Controversy surrounds the National Cathedral project as prominent lawyer, Obiri Boahen, who has been a defender of the initiative, faces scrutiny from a social commentator questioning the allocation of resources in a country lacking essential medical equipment, notably dialysis machines.
In a recent statement, the social commentator raised a compelling query: “Why should a country without dialysis machines be allocating funds for the construction of a National Cathedral?” This question comes amidst ongoing discussions about the need for critical medical infrastructure in Ghana.
Lawyer Obiri Boahen, known for his legal acumen and staunch support for the National Cathedral project, is now facing questions about the project’s prioritization in the face of urgent healthcare needs. Critics argue that while the National Cathedral is seen by some as a symbol of national unity and identity, addressing immediate health concerns should take precedence.

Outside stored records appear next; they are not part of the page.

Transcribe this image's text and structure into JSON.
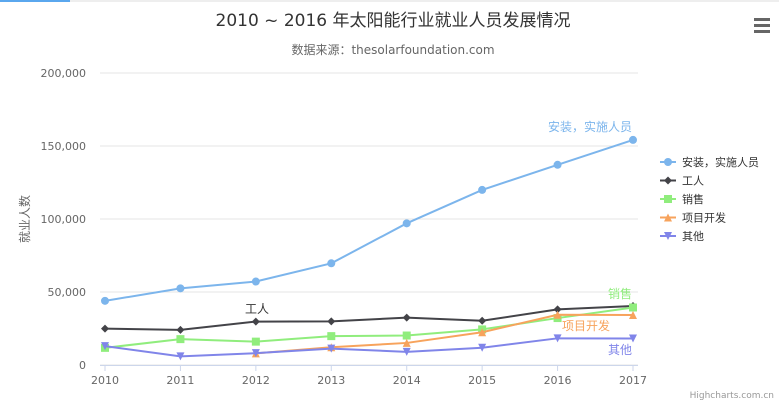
{
  "menu_icon": "hamburger-menu-icon",
  "credits": "Highcharts.com.cn",
  "chart_data": {
    "type": "line",
    "title": "2010 ~ 2016 年太阳能行业就业人员发展情况",
    "subtitle": "数据来源：thesolarfoundation.com",
    "xlabel": "",
    "ylabel": "就业人数",
    "x": [
      2010,
      2011,
      2012,
      2013,
      2014,
      2015,
      2016,
      2017
    ],
    "ylim": [
      0,
      200000
    ],
    "yticks": [
      0,
      50000,
      100000,
      150000,
      200000
    ],
    "ytick_labels": [
      "0",
      "50,000",
      "100,000",
      "150,000",
      "200,000"
    ],
    "grid": true,
    "legend": "right",
    "series": [
      {
        "name": "安装，实施人员",
        "color": "#7cb5ec",
        "marker": "circle",
        "label": "安装，实施人员",
        "values": [
          43934,
          52503,
          57177,
          69658,
          97031,
          119931,
          137133,
          154175
        ]
      },
      {
        "name": "工人",
        "color": "#434348",
        "marker": "diamond",
        "label": "工人",
        "values": [
          24916,
          24064,
          29742,
          29851,
          32490,
          30282,
          38121,
          40434
        ]
      },
      {
        "name": "销售",
        "color": "#90ed7d",
        "marker": "square",
        "label": "销售",
        "values": [
          11744,
          17722,
          16005,
          19771,
          20185,
          24377,
          32147,
          39387
        ]
      },
      {
        "name": "项目开发",
        "color": "#f7a35c",
        "marker": "triangle",
        "label": "项目开发",
        "values": [
          null,
          null,
          7988,
          12169,
          15112,
          22452,
          34400,
          34227
        ]
      },
      {
        "name": "其他",
        "color": "#8085e9",
        "marker": "triangle-down",
        "label": "其他",
        "values": [
          12908,
          5948,
          8105,
          11248,
          8989,
          11816,
          18274,
          18111
        ]
      }
    ]
  }
}
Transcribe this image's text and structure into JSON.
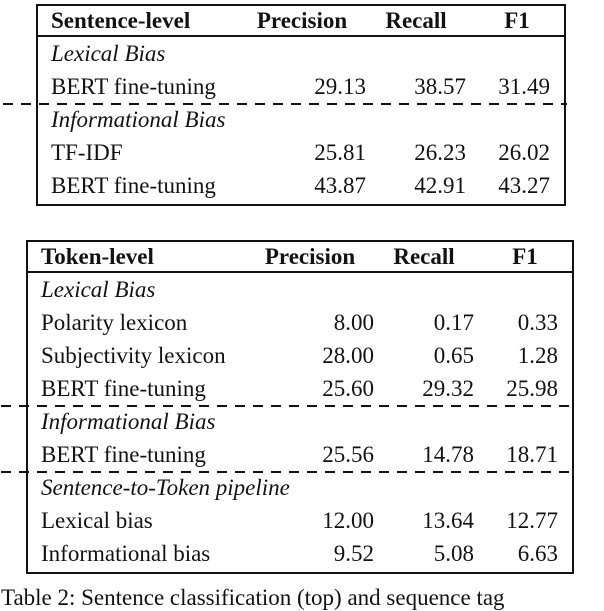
{
  "colors": {
    "background": "#ffffff",
    "text": "#121212",
    "rule": "#121212"
  },
  "caption": {
    "text": "Table 2: Sentence classification (top) and sequence tag"
  },
  "tables": [
    {
      "id": "sentence-level",
      "header": {
        "label": "Sentence-level",
        "cols": [
          "Precision",
          "Recall",
          "F1"
        ]
      },
      "rows": [
        {
          "type": "section",
          "label": "Lexical Bias"
        },
        {
          "type": "data",
          "label": "BERT fine-tuning",
          "values": [
            "29.13",
            "38.57",
            "31.49"
          ]
        },
        {
          "type": "section",
          "label": "Informational Bias"
        },
        {
          "type": "data",
          "label": "TF-IDF",
          "values": [
            "25.81",
            "26.23",
            "26.02"
          ]
        },
        {
          "type": "data",
          "label": "BERT fine-tuning",
          "values": [
            "43.87",
            "42.91",
            "43.27"
          ]
        }
      ]
    },
    {
      "id": "token-level",
      "header": {
        "label": "Token-level",
        "cols": [
          "Precision",
          "Recall",
          "F1"
        ]
      },
      "rows": [
        {
          "type": "section",
          "label": "Lexical Bias"
        },
        {
          "type": "data",
          "label": "Polarity lexicon",
          "values": [
            "8.00",
            "0.17",
            "0.33"
          ]
        },
        {
          "type": "data",
          "label": "Subjectivity lexicon",
          "values": [
            "28.00",
            "0.65",
            "1.28"
          ]
        },
        {
          "type": "data",
          "label": "BERT fine-tuning",
          "values": [
            "25.60",
            "29.32",
            "25.98"
          ]
        },
        {
          "type": "section",
          "label": "Informational Bias"
        },
        {
          "type": "data",
          "label": "BERT fine-tuning",
          "values": [
            "25.56",
            "14.78",
            "18.71"
          ]
        },
        {
          "type": "section",
          "label": "Sentence-to-Token pipeline"
        },
        {
          "type": "data",
          "label": "Lexical bias",
          "values": [
            "12.00",
            "13.64",
            "12.77"
          ]
        },
        {
          "type": "data",
          "label": "Informational bias",
          "values": [
            "9.52",
            "5.08",
            "6.63"
          ]
        }
      ]
    }
  ]
}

The social commentator emphasized the importance of assessing national priorities, stating, “While infrastructural projects contribute to a nation’s identity, it is essential to prioritize investments that directly impact the health and well-being of the citizens. The absence of essential medical equipment like dialysis machines raises concerns about resource allocation.”
This development adds a layer of complexity to the ongoing discourse about the National Cathedral, which has been a subject of both admiration and controversy. Proponents argue that it serves cultural and spiritual purposes, while critics question the use of state resources, particularly when facing healthcare challenges.
As Ghanaians engage in discussions surrounding national priorities, the social commentator’s inquiry prompts a reflection on the balance between symbolic projects and immediate healthcare needs, sparking conversations about responsible resource allocation in the development agenda.